The End of Ultra-Easy Money?
After eight years of extremely loose monetary policy, the economy is great again and we are to enter into a post-stimulative era of monetary policy. So said Yellen at a recent discussion at the University of Michigan. In her words, the Fed had given the economy all the "oomph [they] possibly could" and it was time to "allow" the economy to coast along.
Paying no attention to their own econometric constructs such as the GDP, the Fed has declared that the economy is fantastic. After all, the unemployment rate has leapt downward over the last several years (just don't look at the denominator — the labor participation rate) and the Fed's inflation measures are right around their arbitrary 2% level. Allegedly, these two pieces (and the unrelenting stock market) means everything is great!

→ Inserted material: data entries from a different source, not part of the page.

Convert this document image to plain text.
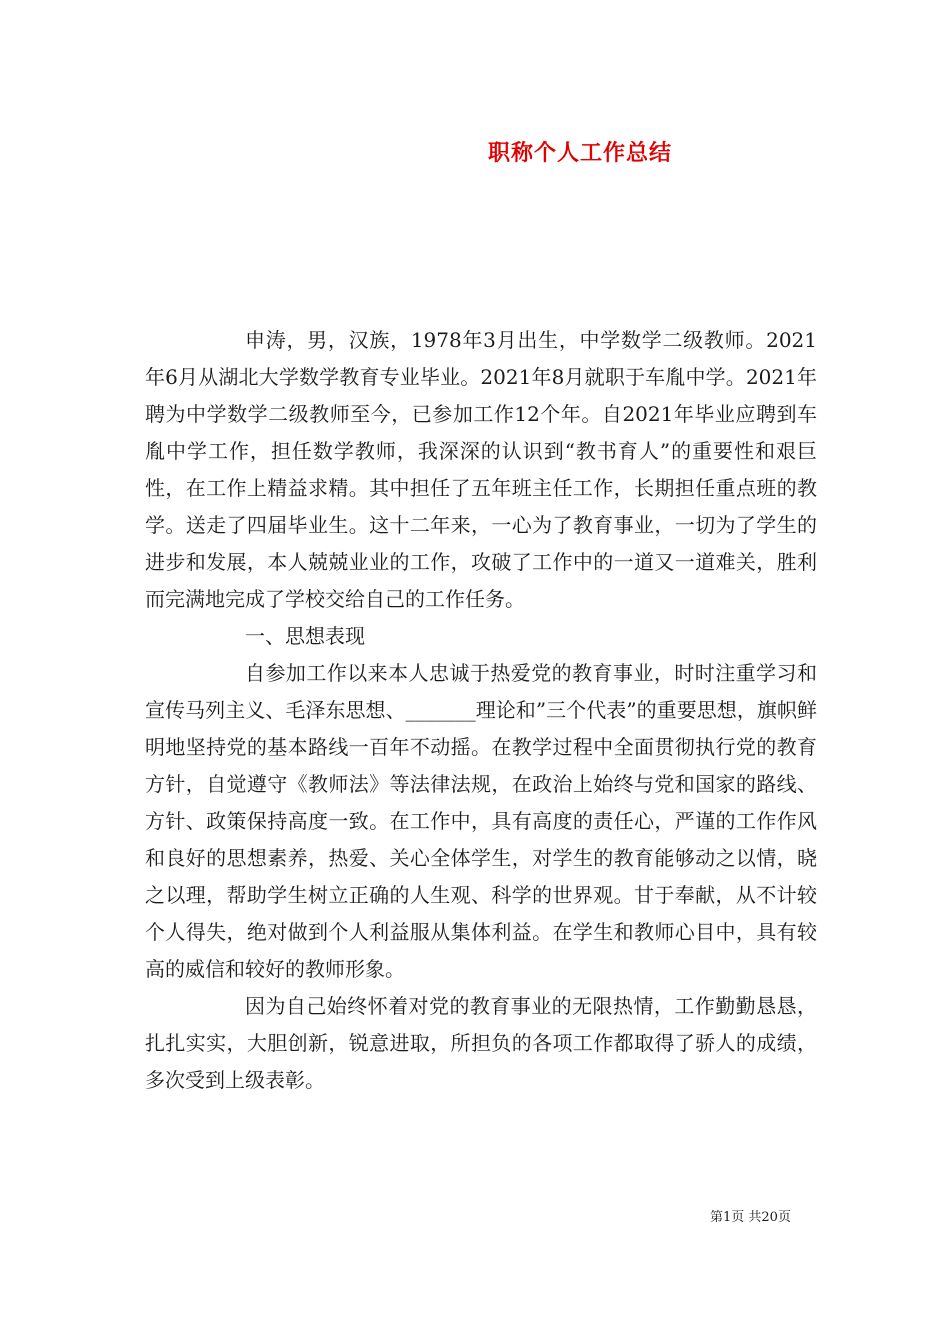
职称个人工作总结

申涛，男，汉族，1978年3月出生，中学数学二级教师。2021年6月从湖北大学数学教育专业毕业。2021年8月就职于车胤中学。2021年聘为中学数学二级教师至今，已参加工作12个年。自2021年毕业应聘到车胤中学工作，担任数学教师，我深深的认识到“教书育人”的重要性和艰巨性，在工作上精益求精。其中担任了五年班主任工作，长期担任重点班的教学。送走了四届毕业生。这十二年来，一心为了教育事业，一切为了学生的进步和发展，本人兢兢业业的工作，攻破了工作中的一道又一道难关，胜利而完满地完成了学校交给自己的工作任务。

一、思想表现

自参加工作以来本人忠诚于热爱党的教育事业，时时注重学习和宣传马列主义、毛泽东思想、_______理论和”三个代表”的重要思想，旗帜鲜明地坚持党的基本路线一百年不动摇。在教学过程中全面贯彻执行党的教育方针，自觉遵守《教师法》等法律法规，在政治上始终与党和国家的路线、方针、政策保持高度一致。在工作中，具有高度的责任心，严谨的工作作风和良好的思想素养，热爱、关心全体学生，对学生的教育能够动之以情，晓之以理，帮助学生树立正确的人生观、科学的世界观。甘于奉献，从不计较个人得失，绝对做到个人利益服从集体利益。在学生和教师心目中，具有较高的威信和较好的教师形象。

因为自己始终怀着对党的教育事业的无限热情，工作勤勤恳恳，扎扎实实，大胆创新，锐意进取，所担负的各项工作都取得了骄人的成绩，多次受到上级表彰。

第1页 共20页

According to the WSJ's summary: "Fed officials plan to continue gradually raising interest rates unless the economy begins to deteriorate." So the financial system, after eight years of balance sheet expansion at the Fed, is stable, unless it's not. Then what? Well, then the rate-rising narrative will quickly reverse and we'll be back where we were — more stimulative monetary policy!
Yellen couldn't resist a hearty slap on her own back as she praised the Fed as doing well at — get this — keeping inflation low. Seriously. They run around with their hair on fire in panic that deflation is a great threat and that the Fed's balance sheet needs to be quadrupled in order to Save the World. Then they express pride at their ability to keep inflation low. Of course, last year they were frustrated because they just could not hit the 2% inflation target! Amazing. Every data point is either an excuse for more Fed intervention, or otherwise a reason to bow to the cheering media.
Naturally, even despite claiming that the economy is doing well and that we can return to normal, there is still the qualification that there has been some "long-term changes to the US economy" that are going to require a "lower for longer" interest rate mentality. That is, we aren't really returning to normal. The proper interest rate in the Fed's mind is much lower than it was historically.
As if they could know what the proper rate of interest should be. As if their models, which ignore the capital structure and human action, can replace the insight offered by humans acting in the market according to their own consumption and saving preferences.
We end with this, from Yellen: “Evidence suggests that the population roughly expects inflation in the vicinity of 2%." Well, perhaps that's because the Fed and it's financial media lapdogs have been screaming for 2% inflation for years. To the extent that the population pays attention to how much they are being scammed by the central bankers, it seems reasonable that they "expect" an inflation rate comparable to what is blared on television.
Is this the end of stimulative monetary policy? Only until the Fed and the academicians realize their Goldilocks economy is sham and they have to double down to prevent another recession. Because stimulus is all they know how to do. And they reject completely the benefits of a healthy, healing, old-fashioned depression.